Sutarman mengakui sidang disiplin terhadap Novel memang sudah dilakukan. Tetapi, katanya berkilah, itu tidak menggugurkan pidana yang bersangkutan sebagai anggota Polri.
Tapi, tanda tanya malah jadi makin membesar. Jika benar demikian, lantas kenapa Novel yang diduga melakukan tindakan pidana itu lolos selama delapan tahun, bahkan lalu ditugaskan Polri ke KPK?
“Kadang-kadang kami tidak bisa merekam seperti itu. Personel kami ada 400 ribu lebih. Catatan-catatan seperti ini mungkin ada yang tertinggal, “ kata Sutarman, berkelit.
Yang jelas, katanya mengancam, Polri akan menangkap Novel jika KPK tak menyerahkannya. “Itu ada aturan lain. Kalau (KPK) nggak memberikan ya ditangkap, karena melanggar hukum. Itu bukan persoalan.”

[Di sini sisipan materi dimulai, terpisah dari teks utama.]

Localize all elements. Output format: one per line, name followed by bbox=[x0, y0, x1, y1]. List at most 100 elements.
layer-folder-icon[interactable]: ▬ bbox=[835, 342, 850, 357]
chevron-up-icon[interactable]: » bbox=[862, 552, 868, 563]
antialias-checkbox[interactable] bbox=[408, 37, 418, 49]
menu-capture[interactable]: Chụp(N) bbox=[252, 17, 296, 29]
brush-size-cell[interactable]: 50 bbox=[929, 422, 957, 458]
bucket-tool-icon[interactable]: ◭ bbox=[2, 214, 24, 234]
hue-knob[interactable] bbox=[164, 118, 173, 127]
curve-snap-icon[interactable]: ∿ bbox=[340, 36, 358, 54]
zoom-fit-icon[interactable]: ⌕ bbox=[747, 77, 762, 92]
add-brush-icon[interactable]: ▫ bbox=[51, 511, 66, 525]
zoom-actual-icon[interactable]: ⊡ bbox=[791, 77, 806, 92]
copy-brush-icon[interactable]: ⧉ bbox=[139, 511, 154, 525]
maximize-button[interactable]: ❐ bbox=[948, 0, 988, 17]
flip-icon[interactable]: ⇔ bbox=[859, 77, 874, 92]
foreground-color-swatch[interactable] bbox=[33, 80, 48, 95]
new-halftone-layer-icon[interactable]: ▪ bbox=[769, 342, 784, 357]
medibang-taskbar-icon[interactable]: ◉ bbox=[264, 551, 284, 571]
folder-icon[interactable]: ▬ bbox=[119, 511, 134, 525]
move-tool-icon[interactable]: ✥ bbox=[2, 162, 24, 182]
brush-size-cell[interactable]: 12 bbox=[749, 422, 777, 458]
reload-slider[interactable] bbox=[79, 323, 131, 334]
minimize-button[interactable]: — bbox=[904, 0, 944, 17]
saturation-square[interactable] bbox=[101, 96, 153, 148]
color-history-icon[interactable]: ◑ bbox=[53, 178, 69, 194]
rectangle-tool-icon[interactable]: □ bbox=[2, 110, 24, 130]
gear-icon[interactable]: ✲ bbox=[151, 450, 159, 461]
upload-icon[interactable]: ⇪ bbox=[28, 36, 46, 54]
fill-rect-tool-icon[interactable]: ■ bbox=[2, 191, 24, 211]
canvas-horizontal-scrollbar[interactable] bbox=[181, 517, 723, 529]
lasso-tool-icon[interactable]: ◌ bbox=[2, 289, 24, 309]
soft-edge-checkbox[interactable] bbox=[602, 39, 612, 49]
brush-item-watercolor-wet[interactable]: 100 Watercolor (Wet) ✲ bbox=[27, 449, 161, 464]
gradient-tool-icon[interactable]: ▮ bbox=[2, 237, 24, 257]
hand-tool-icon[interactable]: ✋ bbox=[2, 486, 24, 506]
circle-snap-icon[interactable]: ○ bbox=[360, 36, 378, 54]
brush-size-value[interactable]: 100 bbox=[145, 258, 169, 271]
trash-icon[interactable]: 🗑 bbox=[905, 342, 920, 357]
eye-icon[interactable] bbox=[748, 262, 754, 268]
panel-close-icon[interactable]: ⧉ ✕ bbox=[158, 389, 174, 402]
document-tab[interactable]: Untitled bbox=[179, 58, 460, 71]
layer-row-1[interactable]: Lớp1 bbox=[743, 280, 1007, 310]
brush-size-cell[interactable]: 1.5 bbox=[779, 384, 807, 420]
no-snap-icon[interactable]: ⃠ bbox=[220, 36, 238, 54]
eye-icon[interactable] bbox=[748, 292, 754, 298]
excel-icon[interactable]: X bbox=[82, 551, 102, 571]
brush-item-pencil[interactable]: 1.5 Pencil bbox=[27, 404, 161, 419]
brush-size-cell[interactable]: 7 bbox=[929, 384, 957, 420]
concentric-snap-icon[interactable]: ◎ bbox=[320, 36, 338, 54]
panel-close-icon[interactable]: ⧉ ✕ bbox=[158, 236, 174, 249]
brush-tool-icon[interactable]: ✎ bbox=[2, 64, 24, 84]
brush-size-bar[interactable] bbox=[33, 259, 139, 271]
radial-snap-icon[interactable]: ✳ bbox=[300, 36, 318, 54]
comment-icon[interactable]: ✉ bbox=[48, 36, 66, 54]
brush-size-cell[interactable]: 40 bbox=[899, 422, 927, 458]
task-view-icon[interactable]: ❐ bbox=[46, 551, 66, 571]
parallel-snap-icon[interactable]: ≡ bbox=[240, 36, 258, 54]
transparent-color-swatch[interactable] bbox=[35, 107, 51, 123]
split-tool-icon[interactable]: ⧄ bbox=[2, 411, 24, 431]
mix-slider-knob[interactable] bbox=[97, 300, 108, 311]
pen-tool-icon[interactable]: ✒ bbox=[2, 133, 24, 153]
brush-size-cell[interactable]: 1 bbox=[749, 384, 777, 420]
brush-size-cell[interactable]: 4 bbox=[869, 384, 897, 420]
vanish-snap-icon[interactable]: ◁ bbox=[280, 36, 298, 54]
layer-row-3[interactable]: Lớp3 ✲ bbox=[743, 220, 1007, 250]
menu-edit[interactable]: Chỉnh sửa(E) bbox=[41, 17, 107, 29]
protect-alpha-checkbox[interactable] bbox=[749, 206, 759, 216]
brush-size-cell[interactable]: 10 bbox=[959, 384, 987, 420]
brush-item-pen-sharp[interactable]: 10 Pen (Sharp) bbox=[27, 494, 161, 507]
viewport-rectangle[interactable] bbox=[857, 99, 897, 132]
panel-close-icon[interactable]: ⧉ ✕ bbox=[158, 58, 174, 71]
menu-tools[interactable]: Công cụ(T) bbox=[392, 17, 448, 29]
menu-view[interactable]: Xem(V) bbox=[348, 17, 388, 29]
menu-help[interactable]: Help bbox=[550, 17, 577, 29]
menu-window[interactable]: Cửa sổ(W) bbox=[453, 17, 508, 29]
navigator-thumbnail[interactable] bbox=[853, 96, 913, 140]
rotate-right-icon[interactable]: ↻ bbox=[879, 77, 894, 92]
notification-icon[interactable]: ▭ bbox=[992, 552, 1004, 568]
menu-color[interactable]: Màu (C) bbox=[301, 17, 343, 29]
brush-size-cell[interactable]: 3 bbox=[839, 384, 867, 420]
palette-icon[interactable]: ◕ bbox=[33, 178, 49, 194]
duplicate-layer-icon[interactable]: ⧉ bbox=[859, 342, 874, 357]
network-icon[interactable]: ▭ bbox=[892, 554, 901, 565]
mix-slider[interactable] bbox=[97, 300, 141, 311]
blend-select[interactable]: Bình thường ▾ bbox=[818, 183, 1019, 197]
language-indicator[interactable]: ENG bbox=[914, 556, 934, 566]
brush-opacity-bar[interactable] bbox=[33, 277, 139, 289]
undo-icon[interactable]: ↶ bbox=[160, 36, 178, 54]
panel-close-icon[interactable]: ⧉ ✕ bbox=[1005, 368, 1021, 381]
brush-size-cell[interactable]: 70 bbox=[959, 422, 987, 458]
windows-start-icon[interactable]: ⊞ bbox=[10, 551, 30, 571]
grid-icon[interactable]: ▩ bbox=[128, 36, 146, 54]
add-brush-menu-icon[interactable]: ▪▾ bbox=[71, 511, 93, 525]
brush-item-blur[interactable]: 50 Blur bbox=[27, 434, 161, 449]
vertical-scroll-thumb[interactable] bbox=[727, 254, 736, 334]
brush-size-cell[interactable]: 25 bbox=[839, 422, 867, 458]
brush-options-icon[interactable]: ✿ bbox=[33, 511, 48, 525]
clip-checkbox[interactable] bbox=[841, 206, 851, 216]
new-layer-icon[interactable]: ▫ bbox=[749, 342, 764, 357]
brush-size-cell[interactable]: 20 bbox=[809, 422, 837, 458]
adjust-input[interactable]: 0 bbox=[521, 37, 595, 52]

Terkait perseteruan dua institusi penegak hukum itu, Presiden Susilo Bambang Yudhoyono yang kembali dipertanyakan ketegasan sikapnya, direncanakan menyampaikan pernyataan resmi Senin malam ini, 8 Oktober 2012. Demikian disampaikan Menteri Sekretaris Negara Sudi Silalahi didampingi Sekretaris Kabinet Dipo Alam dan Juru Bicara Kepresidenan Julian Aldrin Pasha
"Berhubung perkembangan situasi sudah semakin tidak baik, banyak yang memanipulasi, maka Presiden akan segera mengambil alih dan memberikan penjelasan kepada masyarakat. Besok, hari Senin, 8 Oktober atau paling lambat Selasa siang 9 Oktober," kata Sudi di Kantor Presiden, Minggu. (kd)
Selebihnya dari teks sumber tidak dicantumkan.